Voices

Days of wanting

My family didn’t want to go to America at all; we left Vietnam on pain of death.

Shortly after arriving in America as a war refugee in 1975, my brother David was hit and killed by a car. I was five and he was six. It was my oldest brother Thierry’s birthday, and the rest of the family was busy making preparations for the party. David and I decided to pick some flowers across the street. He was in front of me, just barely ahead. I don’t know if the driver who hit him never saw him or just couldn’t stop in time, but my next memories are David’s body on the street and people screaming and running around. Emergency services arrived, and I recall being excited by the sirens and the big, interesting vehicles, the sounds and the thrill of it all processed through the mind of a five-year-old lacking a working concept of death. I guess I am grateful that I don’t remember much more.

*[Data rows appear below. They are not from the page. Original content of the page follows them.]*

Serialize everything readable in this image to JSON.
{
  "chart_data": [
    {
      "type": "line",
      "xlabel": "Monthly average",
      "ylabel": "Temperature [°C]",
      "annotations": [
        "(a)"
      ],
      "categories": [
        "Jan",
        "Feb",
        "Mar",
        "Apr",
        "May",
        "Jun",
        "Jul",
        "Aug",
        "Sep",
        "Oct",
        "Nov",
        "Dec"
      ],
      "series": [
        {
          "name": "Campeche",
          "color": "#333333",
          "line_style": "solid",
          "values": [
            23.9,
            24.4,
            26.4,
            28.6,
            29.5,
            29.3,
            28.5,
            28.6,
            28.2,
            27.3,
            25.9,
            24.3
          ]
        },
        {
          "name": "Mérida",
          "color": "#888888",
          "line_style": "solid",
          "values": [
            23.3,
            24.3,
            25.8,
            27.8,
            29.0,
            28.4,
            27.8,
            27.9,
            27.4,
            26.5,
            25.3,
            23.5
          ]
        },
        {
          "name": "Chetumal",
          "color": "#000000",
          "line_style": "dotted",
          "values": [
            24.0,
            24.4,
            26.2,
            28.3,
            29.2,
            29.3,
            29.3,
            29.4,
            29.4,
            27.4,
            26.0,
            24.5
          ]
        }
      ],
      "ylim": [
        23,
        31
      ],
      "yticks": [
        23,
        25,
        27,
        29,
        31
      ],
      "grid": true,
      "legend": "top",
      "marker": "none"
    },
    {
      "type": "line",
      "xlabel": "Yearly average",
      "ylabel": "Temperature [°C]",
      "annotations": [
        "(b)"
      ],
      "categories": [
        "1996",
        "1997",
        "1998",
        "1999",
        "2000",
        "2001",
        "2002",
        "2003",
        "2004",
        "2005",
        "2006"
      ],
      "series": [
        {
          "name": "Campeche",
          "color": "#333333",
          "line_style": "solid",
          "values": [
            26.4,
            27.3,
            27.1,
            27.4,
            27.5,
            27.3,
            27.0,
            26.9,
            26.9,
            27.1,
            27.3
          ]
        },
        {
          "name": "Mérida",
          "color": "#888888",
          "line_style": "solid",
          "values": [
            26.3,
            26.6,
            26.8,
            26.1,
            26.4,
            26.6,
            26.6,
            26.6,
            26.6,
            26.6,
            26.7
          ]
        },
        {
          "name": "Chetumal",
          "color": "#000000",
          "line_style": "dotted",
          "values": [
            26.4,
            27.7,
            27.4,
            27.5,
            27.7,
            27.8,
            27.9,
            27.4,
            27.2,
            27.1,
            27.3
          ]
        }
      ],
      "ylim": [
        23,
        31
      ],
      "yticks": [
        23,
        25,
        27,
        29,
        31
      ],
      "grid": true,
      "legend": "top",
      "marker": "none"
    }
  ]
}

This is my first memory. It’s not that nothing else happened before that point; this was just my mind’s way of marking a beginning. The beginning of an American life.

We had come to America at the end of the American war in Vietnam. My family was from the aristocratic North, meaning we were wealthy, landed, and elite. It also meant we were hated by the Communists, and when they took control of the North it was time for us to go, which we did—first to the central mountainous area where I was born and then south to Saigon. America would lose 60,000 soldiers to this long, bloody war; Vietnam would lose more than 3 million people, most of them civilians. In the spring of 1975, when it became obvious that America could not win the war, the US government enacted legislation that granted political asylum to 10,000 “Vietnamese friends of America”; in less than a month, 140,000 came. It was an act of extraordinary generosity.